The campaign to discredit the U.S. Chamber of Commerce as the leading voice of business in Washington is getting stranger by the day.
By now, you’ve probably heard about the bogus press release sent out Monday by environmental activists, purporting to be Chamber officials, announcing that the organization had reconsidered its position on climate change and now supports pending legislation to cap carbon emissions. Or maybe you’ve seen clips of their bogus press conference (check it out on YouTube), which was interrupted by a real Chamber official who walked in and announced, “This is a fraudulent press activity.”
The stunt was embarrassing, not so much for the Chamber as for CNBC, Reuters, and other news organizations that ran stories about the chamber’s “about-face” without checking with the Chamber. “The news is broken” is how Washington Post columnist Dana Milbank described this latest version of Balloon Boy, Washington-style.
But the hits keep coming. On Tuesday, the StopTheChamber.com coalition issued a press release calling for the firing of Chamber CEO and president Tom Donohue, and a criminal investigation of its “unethical and illegal activities.” That’s quite an escalation from just calling on Chamber members to resign over its climate-change policy, which is where all of this fun activity began.
Click on StopTheChamber.com, and you’re directed to VelvetRevolution.us, a network of 120 progressive organizations that joined together “to stand up against a corrupt anti-American agenda in D.C.” About a dozen of these organizations are listed as supporters of StopTheChamber.com, including ProsperityAgenda.us, which also is recruiting 1,000 people to stage nonviolent sit-ins at insurance company offices “to end insurance abuse and win health care for all.”
It’s safe to say that these folks aren’t Chamber members, and wouldn’t care for its pro-business agenda even if Barack Obama, not Tom Donohue, were its president.
The Chamber, however, sent a message to its members Tuesday, stating that it understood they may have received emails and letters from groups that urged them to quit the chamber.
“Please note that these calls against the Chamber are part of a broad-based, multisource campaign against us being carried out by our normal adversaries—trial lawyers, activist unions, environmental extremists, etc.,” read the message from David Chavern, the Chamber’s executive vice president and chief operating officer. “It is a ‘corporate campaign’ in the classic sense, where interest groups are looking for public leverage to force us to do things against the best interests of the business community. Frankly, these efforts are simply the result of how effective we have been in opposing card check, as well as aspects of proposed healthcare, capital markets, and climate-change legislation that we believe would be onerous to business and impede job creation.
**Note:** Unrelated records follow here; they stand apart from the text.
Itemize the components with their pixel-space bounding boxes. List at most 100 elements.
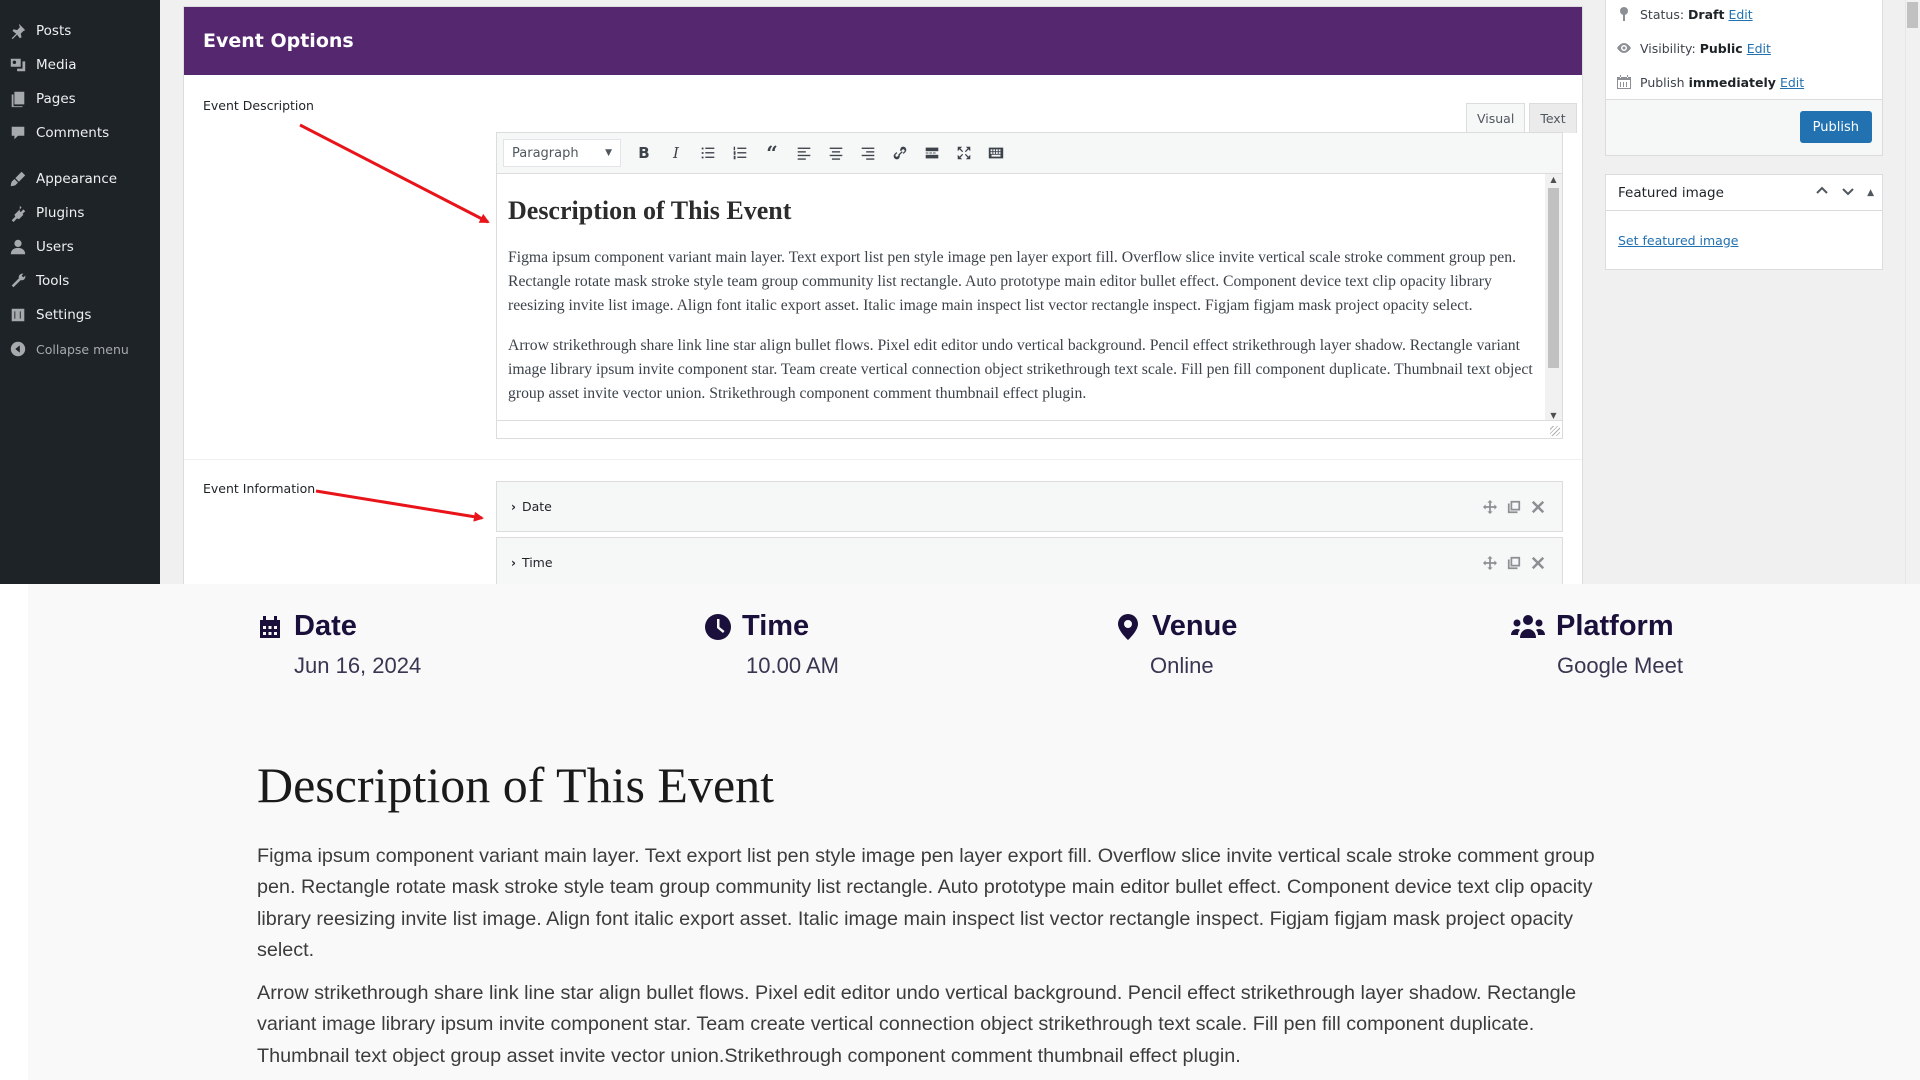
duplicate-icon[interactable]: [1506, 499, 1522, 515]
resize-handle-icon[interactable]: [1550, 426, 1560, 436]
sidebar-item-media[interactable]: Media: [0, 50, 160, 80]
info-venue: Venue Online: [1114, 610, 1237, 679]
format-select[interactable]: Paragraph ▼: [503, 139, 621, 167]
edit-status-link[interactable]: Edit: [1728, 7, 1752, 22]
editor-scrollbar[interactable]: ▲ ▼: [1545, 174, 1562, 421]
featured-image-box: Featured image ▲ Set featured image: [1605, 174, 1883, 270]
info-time: Time 10.00 AM: [704, 610, 839, 679]
repeater-actions: [1482, 482, 1546, 531]
read-more-button[interactable]: [917, 139, 947, 167]
collapse-menu-label: Collapse menu: [36, 341, 129, 357]
featured-image-title: Featured image: [1618, 184, 1724, 201]
move-down-icon[interactable]: [1841, 184, 1855, 201]
link-icon: [893, 146, 907, 160]
editor-toolbar: Paragraph ▼ B I “: [497, 133, 1562, 174]
align-center-icon: [829, 147, 843, 160]
edit-schedule-link[interactable]: Edit: [1780, 75, 1804, 90]
schedule-row: Publish immediately Edit: [1606, 65, 1882, 99]
plugin-icon: [0, 204, 36, 222]
move-up-icon[interactable]: [1815, 184, 1829, 201]
description-editor: Paragraph ▼ B I “ Description of This Ev…: [496, 132, 1563, 439]
align-left-button[interactable]: [789, 139, 819, 167]
sidebar-item-posts[interactable]: Posts: [0, 16, 160, 46]
align-right-icon: [861, 147, 875, 160]
move-icon[interactable]: [1482, 555, 1498, 571]
tab-visual[interactable]: Visual: [1466, 103, 1526, 133]
sidebar-item-label: Posts: [36, 23, 72, 39]
sidebar-item-comments[interactable]: Comments: [0, 118, 160, 148]
close-icon[interactable]: [1530, 499, 1546, 515]
keyboard-icon: [988, 147, 1004, 159]
editor-status-bar: [497, 420, 1562, 438]
scrollbar-thumb[interactable]: [1907, 2, 1918, 28]
publish-button[interactable]: Publish: [1799, 111, 1872, 143]
visibility-row: Visibility: Public Edit: [1606, 31, 1882, 65]
scroll-up-icon[interactable]: ▲: [1545, 175, 1562, 184]
calendar-icon: [260, 615, 280, 638]
preview-paragraph: Figma ipsum component variant main layer…: [257, 845, 1595, 961]
collapse-icon: [0, 340, 36, 358]
event-options-panel: Event Options Event Description Visual T…: [183, 6, 1583, 584]
move-icon[interactable]: [1482, 499, 1498, 515]
repeater-label: Time: [521, 555, 553, 570]
tab-text[interactable]: Text: [1529, 103, 1577, 133]
sidebar-item-settings[interactable]: Settings: [0, 300, 160, 330]
repeater-date[interactable]: › Date: [496, 481, 1563, 532]
scrollbar-track[interactable]: [1905, 0, 1920, 584]
set-featured-image-link[interactable]: Set featured image: [1618, 233, 1738, 248]
preview-paragraph: Arrow strikethrough share link line star…: [257, 982, 1577, 1067]
visibility-value: Public: [1699, 40, 1743, 56]
read-more-icon: [925, 147, 939, 159]
info-value: Online: [1150, 653, 1214, 678]
bulleted-list-button[interactable]: [693, 139, 723, 167]
chevron-down-icon: ▼: [605, 148, 612, 158]
status-label: Status:: [1640, 6, 1685, 22]
bulleted-list-icon: [701, 147, 715, 159]
editor-heading: Description of This Event: [508, 196, 792, 225]
sidebar-item-users[interactable]: Users: [0, 232, 160, 262]
edit-visibility-link[interactable]: Edit: [1747, 41, 1771, 56]
editor-scroll-thumb[interactable]: [1548, 188, 1559, 368]
editor-paragraph: Figma ipsum component variant main layer…: [508, 249, 1516, 314]
align-center-button[interactable]: [821, 139, 851, 167]
featured-image-header: Featured image ▲: [1606, 175, 1882, 211]
toggle-panel-icon[interactable]: ▲: [1867, 188, 1874, 198]
featured-image-body: Set featured image: [1606, 211, 1882, 269]
event-information-label: Event Information: [203, 481, 316, 496]
sidebar-item-plugins[interactable]: Plugins: [0, 198, 160, 228]
info-value: Google Meet: [1557, 653, 1683, 678]
editor-mode-tabs: Visual Text: [1466, 103, 1577, 133]
insert-link-button[interactable]: [885, 139, 915, 167]
pin-icon: [1616, 6, 1640, 22]
sidebar-item-label: Settings: [36, 307, 92, 323]
sidebar-item-tools[interactable]: Tools: [0, 266, 160, 296]
align-right-button[interactable]: [853, 139, 883, 167]
numbered-list-button[interactable]: [725, 139, 755, 167]
fullscreen-button[interactable]: [949, 139, 979, 167]
editor-content[interactable]: Description of This Event Figma ipsum co…: [497, 174, 1546, 421]
info-title: Time: [742, 610, 810, 642]
repeater-label: Date: [521, 499, 552, 514]
collapse-menu-button[interactable]: Collapse menu: [0, 334, 160, 364]
page-scrollbar[interactable]: [1883, 0, 1920, 584]
sidebar-item-pages[interactable]: Pages: [0, 84, 160, 114]
event-description-label: Event Description: [203, 98, 314, 113]
sidebar-item-appearance[interactable]: Appearance: [0, 164, 160, 194]
blockquote-button[interactable]: “: [757, 139, 787, 167]
repeater-time[interactable]: › Time: [496, 537, 1563, 584]
map-pin-icon: [1118, 613, 1138, 640]
wrench-icon: [0, 272, 36, 290]
admin-sidebar: Posts Media Pages Comments Appearance Pl…: [0, 0, 160, 584]
event-options-header: Event Options: [184, 7, 1582, 75]
bold-button[interactable]: B: [629, 139, 659, 167]
scroll-down-icon[interactable]: ▼: [1545, 411, 1562, 420]
duplicate-icon[interactable]: [1506, 555, 1522, 571]
pages-icon: [0, 90, 36, 108]
media-icon: [0, 56, 36, 74]
toolbar-toggle-button[interactable]: [981, 139, 1011, 167]
italic-button[interactable]: I: [661, 139, 691, 167]
info-title: Platform: [1556, 610, 1674, 642]
close-icon[interactable]: [1530, 555, 1546, 571]
sidebar-item-label: Comments: [36, 125, 110, 141]
wp-admin-screen: Posts Media Pages Comments Appearance Pl…: [0, 0, 1920, 584]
“Our efforts to fix these key pieces of legislation are not going to stop,” Chavern wrote.
The message goes on, and it warns members that that “the negative messages to your organization may continue.”
“I apologize for any annoyance and inconveniences these efforts against us might cause you,” Chavern wrote.
Well, David, no apology is necessary as far as we’re concerned. We’re enjoying the spectacle—we just hope the business community’s perspective on important issues isn’t lost in all the fireworks.
Kent Hoover is the Washington bureau chief for bizjournals.